A menos de vaciar esta expresión de todo contenido positivo, es menester admitir francamente que solo una relación intrínseca de la revelación a la razón le da un sentido. Y aun importa que ese sentido sea exactamente definido. No se trata en modo alguno de sostener que la fe sea un tipo de conocimiento superior al del conocimiento racional. Jamás lo pretendió nadie. Al contrario, es evidente que el creer es un simple sucedáneo del saber y que, todas las veces que sea posible, substituir la creencia por la ciencia es siempre para el entendimiento una ganancia positiva. La jerarquía tradicional de los modos de conocimiento, en los pensadores cristianos, es siempre la fe, la inteligencia, la vista de Dios cara a cara: «Inter fidem et speciem —escribe san Anselmo— intellectum quem in hac vita capimus esse medium intelligo»[16].

Tampoco se trata de sostener el absurdo de que se pueda aceptar por la fe la premisa mayor de un silogismo y extraer ciencia de su conclusion. Si se parte de una creencia para deducir su contenido, nunca se obtendrá más que creencia. Los que reprochan a quienes definen el método de la filosofía cristiana por el fides quarens intellectum de confundir teología y filosofía, muestran simplemente que no entienden de ningún modo la posición de aquellos, y aun dan lugar a pensar que no entienden bien lo que es la teología. Pues aun cuando la teología es una ciencia, en modo alguno se da por fin transformar en inteligencia la creencia por la cual adhiere a sus principios, lo que para ella equivaldría a destruir su propio objeto. Por otra parte, tanto como el teólogo, el filósofo cristiano no intentará transformar la fe en ciencia por una extraña química que pretendiera combinar esencias contradictorias. Lo que se pregunta simplemente el filósofo cristiano es si, entre las proposiciones que él cree verdaderas, no hay cierto número que su razón pudiera saber verdaderas. Mientras el creyente estriba sus asertos sobre la convicción íntima que su fe le confiere, permanece puro creyente y aún no ha entrado en el dominio de la filosofía; pero en cuanto halla entre sus creencias verdades que pueden llegar a ser objetos de ciencia, se convierte en filósofo.

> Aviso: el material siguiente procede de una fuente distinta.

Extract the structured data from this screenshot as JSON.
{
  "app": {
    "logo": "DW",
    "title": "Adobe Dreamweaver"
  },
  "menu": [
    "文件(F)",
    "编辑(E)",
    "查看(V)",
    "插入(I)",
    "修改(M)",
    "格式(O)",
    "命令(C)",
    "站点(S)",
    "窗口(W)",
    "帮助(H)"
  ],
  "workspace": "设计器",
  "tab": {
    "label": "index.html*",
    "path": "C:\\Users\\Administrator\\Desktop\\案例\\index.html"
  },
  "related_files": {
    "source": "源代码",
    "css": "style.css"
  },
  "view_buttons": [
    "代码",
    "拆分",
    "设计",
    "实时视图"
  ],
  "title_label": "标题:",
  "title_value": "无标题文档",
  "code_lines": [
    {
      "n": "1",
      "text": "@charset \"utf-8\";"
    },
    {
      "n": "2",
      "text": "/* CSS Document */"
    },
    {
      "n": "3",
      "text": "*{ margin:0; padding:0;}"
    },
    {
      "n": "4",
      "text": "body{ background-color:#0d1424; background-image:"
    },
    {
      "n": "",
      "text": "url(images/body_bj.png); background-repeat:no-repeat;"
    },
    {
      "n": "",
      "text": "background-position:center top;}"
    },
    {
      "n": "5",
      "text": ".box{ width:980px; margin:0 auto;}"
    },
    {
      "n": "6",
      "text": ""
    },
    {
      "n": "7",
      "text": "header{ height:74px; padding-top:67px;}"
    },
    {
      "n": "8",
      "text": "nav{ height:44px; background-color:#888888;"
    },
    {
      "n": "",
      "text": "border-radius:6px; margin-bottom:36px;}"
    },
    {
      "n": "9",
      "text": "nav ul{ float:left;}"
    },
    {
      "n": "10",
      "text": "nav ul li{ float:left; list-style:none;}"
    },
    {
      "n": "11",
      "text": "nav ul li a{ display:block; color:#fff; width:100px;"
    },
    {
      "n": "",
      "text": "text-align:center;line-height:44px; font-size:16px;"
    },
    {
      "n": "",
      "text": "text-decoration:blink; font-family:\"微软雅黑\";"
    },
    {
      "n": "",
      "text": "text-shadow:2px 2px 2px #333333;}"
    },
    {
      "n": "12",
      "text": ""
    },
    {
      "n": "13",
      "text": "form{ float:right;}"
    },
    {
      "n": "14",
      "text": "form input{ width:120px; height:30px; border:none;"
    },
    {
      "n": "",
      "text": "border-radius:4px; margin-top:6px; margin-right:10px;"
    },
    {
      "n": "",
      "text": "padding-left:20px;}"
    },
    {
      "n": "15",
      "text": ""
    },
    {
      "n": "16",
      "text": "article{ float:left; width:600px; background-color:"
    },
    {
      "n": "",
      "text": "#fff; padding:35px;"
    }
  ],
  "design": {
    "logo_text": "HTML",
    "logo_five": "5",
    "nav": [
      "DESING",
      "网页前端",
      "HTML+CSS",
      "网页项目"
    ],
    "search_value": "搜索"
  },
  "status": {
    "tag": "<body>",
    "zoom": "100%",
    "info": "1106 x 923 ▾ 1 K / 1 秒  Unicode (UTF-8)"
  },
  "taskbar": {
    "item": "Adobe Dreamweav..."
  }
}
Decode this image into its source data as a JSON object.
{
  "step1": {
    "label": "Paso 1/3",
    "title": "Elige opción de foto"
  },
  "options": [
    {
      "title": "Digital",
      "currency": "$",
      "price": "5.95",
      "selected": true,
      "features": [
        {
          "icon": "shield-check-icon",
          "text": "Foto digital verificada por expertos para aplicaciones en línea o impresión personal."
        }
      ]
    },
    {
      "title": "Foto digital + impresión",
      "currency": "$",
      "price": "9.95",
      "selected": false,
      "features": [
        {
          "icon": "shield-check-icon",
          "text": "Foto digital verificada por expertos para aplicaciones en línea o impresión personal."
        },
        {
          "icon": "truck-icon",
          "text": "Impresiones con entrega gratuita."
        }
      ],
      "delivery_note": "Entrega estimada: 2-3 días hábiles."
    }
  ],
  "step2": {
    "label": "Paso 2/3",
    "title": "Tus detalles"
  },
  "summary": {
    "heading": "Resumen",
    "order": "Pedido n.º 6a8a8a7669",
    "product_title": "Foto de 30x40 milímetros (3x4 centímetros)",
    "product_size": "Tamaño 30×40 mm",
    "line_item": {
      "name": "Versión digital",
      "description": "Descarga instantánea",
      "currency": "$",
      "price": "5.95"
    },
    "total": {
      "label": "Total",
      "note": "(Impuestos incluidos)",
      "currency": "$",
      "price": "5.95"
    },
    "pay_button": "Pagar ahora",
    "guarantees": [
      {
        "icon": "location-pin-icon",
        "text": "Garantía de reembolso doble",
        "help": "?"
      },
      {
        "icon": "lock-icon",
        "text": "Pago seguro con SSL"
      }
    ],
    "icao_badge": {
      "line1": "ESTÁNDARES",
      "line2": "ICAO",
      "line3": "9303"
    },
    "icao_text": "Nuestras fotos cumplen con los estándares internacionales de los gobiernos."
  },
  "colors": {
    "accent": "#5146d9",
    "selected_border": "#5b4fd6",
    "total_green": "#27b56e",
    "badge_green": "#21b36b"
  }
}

Y si esas luces filosóficas nuevas se las debe a la fe cristiana, se convierte entonces en un filósofo cristiano.

El desacuerdo presente que separa a los filósofos sobre el sentido de esa noción se vuelve por eso mismo más fácil de explicar. Algunos consideran a la filosofía en sí misma, en su esencia formal y haciendo abstracción de las condiciones que presiden tanto su constitución como su inteligibilidad. En este sentido, está claro que una filosofía no podría ser cristiana, ni tampoco judía o musulmana; y que la noción de filosofía cristiana no tiene mayor sentido que la de física o matemática cristiana[17].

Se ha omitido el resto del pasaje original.